Начальство суетилось. Видимо, представление пошло не по сценарию. Под угрозой мог оказаться развод. Если б зеки отказались подняться с земли. А это ЧП! Да мало ли что ещё могло произойти…
В этой кутерьме обо мне, очевидно, забыли, на что я не рассчитывал.
Развод продолжился под весёлую музычку.
Много лет спустя, когда вновь звучал задорный куплет лже-пастуха, некоего Кости Потехина из «Весёлых ребят», то я мысленно видел не холёного Утёсова в огромной белой шляпе и с длинным бичом в руке, щёлкающим при словах «Шагай вперёд, комсомольское племя…», а возникал тот стандартный серый утренний пейзаж с каменной вахтой и белёным забором с колючей проволокой поверху.
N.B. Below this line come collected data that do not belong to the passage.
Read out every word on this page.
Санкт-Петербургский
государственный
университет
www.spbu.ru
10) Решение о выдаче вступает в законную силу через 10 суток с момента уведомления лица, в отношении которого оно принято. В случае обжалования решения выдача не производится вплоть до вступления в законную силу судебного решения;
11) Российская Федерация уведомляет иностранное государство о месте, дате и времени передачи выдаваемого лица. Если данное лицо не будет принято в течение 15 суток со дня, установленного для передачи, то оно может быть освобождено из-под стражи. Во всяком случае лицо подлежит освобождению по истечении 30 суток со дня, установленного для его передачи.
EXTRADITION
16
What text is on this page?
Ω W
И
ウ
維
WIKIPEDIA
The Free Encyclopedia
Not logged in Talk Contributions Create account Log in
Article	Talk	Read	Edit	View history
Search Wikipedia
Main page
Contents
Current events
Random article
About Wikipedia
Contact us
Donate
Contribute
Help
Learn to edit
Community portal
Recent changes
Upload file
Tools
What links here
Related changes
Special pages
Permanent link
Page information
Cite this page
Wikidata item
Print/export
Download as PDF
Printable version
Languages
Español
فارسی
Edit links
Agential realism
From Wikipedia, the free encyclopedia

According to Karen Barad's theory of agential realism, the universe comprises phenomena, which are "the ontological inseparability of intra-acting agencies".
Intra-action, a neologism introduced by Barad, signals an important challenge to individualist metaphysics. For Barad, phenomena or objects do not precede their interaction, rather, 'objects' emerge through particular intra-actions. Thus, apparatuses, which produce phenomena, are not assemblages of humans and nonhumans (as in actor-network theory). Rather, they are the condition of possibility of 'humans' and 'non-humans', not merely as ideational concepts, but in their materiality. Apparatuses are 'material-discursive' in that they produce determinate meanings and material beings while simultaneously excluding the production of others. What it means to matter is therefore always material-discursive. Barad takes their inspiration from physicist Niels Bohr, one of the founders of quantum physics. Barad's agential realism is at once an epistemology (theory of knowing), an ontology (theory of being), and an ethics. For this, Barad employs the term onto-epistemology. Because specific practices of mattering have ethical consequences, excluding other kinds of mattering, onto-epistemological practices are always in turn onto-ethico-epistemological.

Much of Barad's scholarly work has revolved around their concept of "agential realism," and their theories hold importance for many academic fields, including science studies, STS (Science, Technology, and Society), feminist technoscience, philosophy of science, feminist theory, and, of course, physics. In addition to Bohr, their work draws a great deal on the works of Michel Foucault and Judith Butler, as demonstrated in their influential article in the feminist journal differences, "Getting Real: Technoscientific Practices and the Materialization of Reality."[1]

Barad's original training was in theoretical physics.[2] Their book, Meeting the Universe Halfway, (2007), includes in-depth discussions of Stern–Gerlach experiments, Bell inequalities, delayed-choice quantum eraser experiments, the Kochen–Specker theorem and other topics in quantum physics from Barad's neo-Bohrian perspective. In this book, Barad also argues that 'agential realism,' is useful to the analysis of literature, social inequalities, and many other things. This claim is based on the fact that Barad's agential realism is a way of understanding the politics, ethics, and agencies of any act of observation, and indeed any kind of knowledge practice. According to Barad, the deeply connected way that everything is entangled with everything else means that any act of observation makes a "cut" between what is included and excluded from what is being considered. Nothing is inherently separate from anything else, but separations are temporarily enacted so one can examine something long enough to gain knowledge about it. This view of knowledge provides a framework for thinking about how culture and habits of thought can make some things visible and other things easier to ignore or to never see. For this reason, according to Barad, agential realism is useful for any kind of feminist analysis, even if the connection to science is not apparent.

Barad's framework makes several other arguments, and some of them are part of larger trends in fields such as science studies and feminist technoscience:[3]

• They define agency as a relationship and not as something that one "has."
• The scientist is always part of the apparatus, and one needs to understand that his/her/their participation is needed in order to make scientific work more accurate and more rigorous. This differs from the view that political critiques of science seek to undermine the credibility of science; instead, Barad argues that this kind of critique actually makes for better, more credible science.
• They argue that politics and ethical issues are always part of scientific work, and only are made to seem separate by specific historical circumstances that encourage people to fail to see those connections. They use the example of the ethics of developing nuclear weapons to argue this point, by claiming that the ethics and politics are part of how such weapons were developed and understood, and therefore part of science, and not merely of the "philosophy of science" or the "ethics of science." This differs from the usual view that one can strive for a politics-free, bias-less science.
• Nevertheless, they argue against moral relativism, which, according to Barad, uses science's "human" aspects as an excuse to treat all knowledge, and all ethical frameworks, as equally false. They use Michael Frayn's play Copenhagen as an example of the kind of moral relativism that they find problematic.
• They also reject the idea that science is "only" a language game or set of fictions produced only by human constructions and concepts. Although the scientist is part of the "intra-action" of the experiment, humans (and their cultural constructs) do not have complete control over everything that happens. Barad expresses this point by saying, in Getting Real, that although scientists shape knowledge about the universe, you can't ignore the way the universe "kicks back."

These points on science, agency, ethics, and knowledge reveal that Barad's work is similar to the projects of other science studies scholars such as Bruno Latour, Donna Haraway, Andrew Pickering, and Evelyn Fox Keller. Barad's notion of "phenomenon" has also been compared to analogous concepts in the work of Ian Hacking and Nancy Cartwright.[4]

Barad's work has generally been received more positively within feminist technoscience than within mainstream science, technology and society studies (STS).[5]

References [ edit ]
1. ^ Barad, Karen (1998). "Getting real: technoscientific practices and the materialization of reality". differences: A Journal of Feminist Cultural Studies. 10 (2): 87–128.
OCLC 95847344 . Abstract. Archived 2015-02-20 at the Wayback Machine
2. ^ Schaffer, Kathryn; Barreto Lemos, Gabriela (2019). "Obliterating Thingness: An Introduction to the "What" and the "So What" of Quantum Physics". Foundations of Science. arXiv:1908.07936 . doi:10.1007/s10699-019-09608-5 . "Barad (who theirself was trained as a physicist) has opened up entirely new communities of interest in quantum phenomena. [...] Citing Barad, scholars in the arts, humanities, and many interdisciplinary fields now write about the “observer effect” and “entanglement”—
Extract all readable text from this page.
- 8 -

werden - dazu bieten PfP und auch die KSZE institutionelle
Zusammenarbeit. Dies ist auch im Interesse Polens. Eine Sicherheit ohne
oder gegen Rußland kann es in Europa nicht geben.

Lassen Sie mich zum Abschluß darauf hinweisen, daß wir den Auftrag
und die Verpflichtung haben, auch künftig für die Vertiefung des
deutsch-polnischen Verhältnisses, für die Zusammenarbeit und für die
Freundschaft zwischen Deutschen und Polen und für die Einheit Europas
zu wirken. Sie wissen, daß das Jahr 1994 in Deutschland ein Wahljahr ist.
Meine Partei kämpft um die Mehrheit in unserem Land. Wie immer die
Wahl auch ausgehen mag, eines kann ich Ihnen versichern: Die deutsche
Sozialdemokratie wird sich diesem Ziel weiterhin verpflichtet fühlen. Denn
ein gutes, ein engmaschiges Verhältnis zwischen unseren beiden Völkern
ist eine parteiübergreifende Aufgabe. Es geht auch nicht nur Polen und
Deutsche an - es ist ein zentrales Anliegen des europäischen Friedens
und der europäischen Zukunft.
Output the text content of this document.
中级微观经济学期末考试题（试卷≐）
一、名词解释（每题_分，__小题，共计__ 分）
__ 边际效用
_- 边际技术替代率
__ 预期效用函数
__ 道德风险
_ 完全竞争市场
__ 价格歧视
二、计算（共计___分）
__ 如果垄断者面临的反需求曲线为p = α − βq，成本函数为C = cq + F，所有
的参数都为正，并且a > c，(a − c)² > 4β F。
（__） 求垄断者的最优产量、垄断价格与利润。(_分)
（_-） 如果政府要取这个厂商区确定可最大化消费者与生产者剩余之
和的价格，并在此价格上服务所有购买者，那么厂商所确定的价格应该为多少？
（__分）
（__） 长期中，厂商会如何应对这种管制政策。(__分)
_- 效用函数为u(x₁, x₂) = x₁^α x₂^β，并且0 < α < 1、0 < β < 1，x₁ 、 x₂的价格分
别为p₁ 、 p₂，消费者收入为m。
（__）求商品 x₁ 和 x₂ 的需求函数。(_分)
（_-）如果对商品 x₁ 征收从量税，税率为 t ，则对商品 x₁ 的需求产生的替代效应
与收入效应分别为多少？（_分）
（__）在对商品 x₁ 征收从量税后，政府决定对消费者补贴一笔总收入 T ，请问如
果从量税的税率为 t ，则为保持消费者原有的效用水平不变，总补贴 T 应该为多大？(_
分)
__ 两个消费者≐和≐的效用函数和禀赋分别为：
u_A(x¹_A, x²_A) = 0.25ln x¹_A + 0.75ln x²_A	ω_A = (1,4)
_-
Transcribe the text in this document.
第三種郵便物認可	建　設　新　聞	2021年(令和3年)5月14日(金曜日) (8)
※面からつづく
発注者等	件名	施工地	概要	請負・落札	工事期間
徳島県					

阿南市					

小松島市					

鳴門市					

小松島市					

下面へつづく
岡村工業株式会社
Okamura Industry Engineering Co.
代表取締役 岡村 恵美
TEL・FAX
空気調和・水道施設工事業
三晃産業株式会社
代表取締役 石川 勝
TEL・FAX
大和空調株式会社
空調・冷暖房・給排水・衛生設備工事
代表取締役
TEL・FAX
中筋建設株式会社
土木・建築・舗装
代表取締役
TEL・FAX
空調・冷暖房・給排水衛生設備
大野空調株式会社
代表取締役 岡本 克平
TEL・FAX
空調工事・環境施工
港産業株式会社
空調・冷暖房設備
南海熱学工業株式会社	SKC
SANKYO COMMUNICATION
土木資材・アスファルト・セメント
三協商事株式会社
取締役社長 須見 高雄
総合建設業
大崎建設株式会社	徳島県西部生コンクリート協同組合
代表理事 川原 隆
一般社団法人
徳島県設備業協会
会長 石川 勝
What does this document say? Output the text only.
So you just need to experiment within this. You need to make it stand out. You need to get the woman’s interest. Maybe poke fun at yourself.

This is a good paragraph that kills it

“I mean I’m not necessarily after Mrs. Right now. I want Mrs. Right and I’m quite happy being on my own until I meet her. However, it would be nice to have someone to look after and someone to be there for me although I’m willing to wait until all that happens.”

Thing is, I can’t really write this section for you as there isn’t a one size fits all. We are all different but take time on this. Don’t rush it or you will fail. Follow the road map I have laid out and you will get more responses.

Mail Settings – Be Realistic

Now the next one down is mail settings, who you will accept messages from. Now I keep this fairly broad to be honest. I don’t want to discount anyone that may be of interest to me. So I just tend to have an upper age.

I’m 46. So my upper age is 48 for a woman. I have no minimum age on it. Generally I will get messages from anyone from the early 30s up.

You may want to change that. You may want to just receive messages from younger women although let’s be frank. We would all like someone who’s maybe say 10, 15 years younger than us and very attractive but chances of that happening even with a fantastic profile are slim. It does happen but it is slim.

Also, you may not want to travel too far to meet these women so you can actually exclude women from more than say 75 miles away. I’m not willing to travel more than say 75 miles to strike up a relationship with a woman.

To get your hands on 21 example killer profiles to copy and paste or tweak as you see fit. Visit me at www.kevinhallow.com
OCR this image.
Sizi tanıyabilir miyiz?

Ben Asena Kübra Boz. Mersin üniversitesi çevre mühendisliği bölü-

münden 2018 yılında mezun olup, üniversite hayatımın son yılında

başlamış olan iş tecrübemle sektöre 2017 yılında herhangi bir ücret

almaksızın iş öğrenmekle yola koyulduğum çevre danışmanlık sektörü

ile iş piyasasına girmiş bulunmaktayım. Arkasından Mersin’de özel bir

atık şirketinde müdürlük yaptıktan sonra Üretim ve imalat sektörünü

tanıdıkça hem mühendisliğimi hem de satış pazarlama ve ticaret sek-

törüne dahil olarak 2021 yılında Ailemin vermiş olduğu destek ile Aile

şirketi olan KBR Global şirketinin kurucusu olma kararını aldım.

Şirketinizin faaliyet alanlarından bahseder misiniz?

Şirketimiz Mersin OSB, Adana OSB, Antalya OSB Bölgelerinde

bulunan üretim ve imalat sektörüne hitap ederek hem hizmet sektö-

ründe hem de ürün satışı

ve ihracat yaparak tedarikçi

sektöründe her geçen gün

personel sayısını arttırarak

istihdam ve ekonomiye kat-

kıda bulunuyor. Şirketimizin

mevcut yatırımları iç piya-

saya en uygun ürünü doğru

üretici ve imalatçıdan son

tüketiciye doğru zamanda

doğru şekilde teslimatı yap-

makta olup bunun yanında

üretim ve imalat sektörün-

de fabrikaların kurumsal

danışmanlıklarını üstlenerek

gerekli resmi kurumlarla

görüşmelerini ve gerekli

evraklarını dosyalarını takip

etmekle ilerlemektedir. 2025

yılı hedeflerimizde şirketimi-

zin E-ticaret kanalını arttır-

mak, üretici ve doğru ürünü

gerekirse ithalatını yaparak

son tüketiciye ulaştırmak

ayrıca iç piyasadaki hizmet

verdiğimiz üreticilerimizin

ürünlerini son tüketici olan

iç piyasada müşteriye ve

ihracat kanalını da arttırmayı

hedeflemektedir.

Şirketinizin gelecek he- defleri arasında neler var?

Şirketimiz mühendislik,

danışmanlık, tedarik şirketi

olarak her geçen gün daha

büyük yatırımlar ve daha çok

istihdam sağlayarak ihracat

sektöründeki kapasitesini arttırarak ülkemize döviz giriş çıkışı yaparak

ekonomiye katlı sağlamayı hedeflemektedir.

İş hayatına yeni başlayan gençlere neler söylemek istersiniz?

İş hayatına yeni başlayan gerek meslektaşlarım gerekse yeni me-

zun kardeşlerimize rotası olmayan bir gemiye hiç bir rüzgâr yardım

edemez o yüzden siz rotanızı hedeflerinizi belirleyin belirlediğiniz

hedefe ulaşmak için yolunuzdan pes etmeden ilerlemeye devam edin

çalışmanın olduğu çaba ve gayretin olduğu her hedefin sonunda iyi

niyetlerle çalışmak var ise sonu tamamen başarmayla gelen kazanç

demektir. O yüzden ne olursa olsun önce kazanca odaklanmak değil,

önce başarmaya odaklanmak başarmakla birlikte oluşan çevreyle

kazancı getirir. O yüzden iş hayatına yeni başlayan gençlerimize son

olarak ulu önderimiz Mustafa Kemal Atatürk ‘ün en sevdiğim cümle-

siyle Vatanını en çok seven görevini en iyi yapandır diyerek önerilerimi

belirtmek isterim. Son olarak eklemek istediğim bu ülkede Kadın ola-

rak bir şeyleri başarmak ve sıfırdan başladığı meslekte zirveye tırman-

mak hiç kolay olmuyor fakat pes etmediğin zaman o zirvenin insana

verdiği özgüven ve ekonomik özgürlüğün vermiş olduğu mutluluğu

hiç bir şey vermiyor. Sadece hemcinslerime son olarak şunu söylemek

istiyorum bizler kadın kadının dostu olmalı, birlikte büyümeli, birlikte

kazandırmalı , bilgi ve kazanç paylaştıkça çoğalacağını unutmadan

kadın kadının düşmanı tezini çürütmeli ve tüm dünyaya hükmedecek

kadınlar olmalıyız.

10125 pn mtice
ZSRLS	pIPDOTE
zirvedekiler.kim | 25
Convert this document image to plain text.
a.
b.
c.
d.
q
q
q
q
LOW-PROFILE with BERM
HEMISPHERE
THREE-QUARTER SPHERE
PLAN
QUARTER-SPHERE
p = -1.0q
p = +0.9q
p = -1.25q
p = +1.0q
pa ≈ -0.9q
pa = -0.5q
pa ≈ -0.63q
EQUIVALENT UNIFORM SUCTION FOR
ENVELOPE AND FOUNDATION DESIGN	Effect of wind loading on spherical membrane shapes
И на их фоне неподвижная ссутулившаяся фигура раздетого до нижнего белья босого паренька…
Заремба отматерил меня, когда нас привели в промзону. И предсказал, что за такую выходку меньше, чем десятью сутками не отделаться. Что ж, я был готов и к этому. Хотя и не чувствовал себя ни виноватым, ни героем. Я знал, что сделал то, что мог и что надо было сделать.
Не трюманули меня и вечером. Как бы там ни было, побегушка Мухамадьярова никому ничего, кроме несчастий, не принесла. Мне было жаль Юру — заблудился. И жаль было вольнонаёмного усатого машиниста паровозика под названием «Кукушка», пособившего зеку бежать — позарился на денежное вознаграждение. А на его иждивении находились жена и трое малолетних ребятишек.
Кринка топлёного молока
— Тэбэцэ, — нарочито безразлично объявил мне Александр Зиновьевич.
— Не может быть! — воскликнул я, ибо мне было известно, что это такое.
— Чего не может быть? В нашей жизни, Рязанов, не может быть лишь того, что должно быть. А чего не может быть — может быть. И есть.
Александр Зиновьевич слыл философом и любителем парадоксов. И за это зеки дружно невзлюбили его. Многие даже ненавидели. За хохмочки и шуточки. За равнодушие ко всем окружающим. За то, что на воле работал скотским фельдшером, а здесь ему доверили людей. И кликуху ему дали соответствующую — Коновал. А некоторые презирали его за то, что признавали евреем, скрывающим свою национальность. «За русака хляет,[85] а морда — жидовская», — изобличали его. Отрицательно блатные относились и к представителям других национальностей, если он не из преступного мира, — «особая каста»!
Внешность у Александра Зиновьевича была броской, как говорят зеки, протокольной, то есть выдающей себя, разоблачающей: невысокого ростика, но очень подвижный, даже суетливый, он всем охотно поддакивал, но настолько фальшиво, что никто его поддакиваниям не верил, а наоборот. Лысый, огромный, не по росту череп его был похож на большую квадратную буханку хлеба. Близко посаженные светлые глазки, постоянно щупающие и рыскающие, казалось, видели всё и опасались этого всего, а хрящеватый, горбатый и явно великоватый нос наводил некоторых, наиболее проницательных, на размышления о подлинной лекпома[86] национальности. К тому же под этим подозрительным носом топорщились жёсткие фюрерские усики, которые не прибавляли симпатии контингенту. Да и сидел он, к тому же, по пятьдесят восьмой статье, пункт десять, — антисоветская пропаганда, то есть болтун.
— Иди, во второй тэбэ, — наставлял меня Александр Зиновьевич — Устраивайся, как дома на печи!
Во втором бараке МСЧ лежали вновь выявленные туберкулёзники, в первом — хроники, выхаркивающие остатки легких, и другие, угасавшие от разных хворей «обреченцы», которым уже ничто в условиях концлагеря не в силах помочь.
— Держи хвост морковкой, — фальшиво подбодрил меня Александр Зиновьевич — Радуйся, что во второй тэбэ, а не в нулёвку.
Хохмач! Радуйся… Нулевым отделением МСЧ или нулёвкой, между прочим, называли морг. Так что, выражение «подстригли под нуль» имело и особый смысл: отправили подыхать. Или — обрекли на смерть.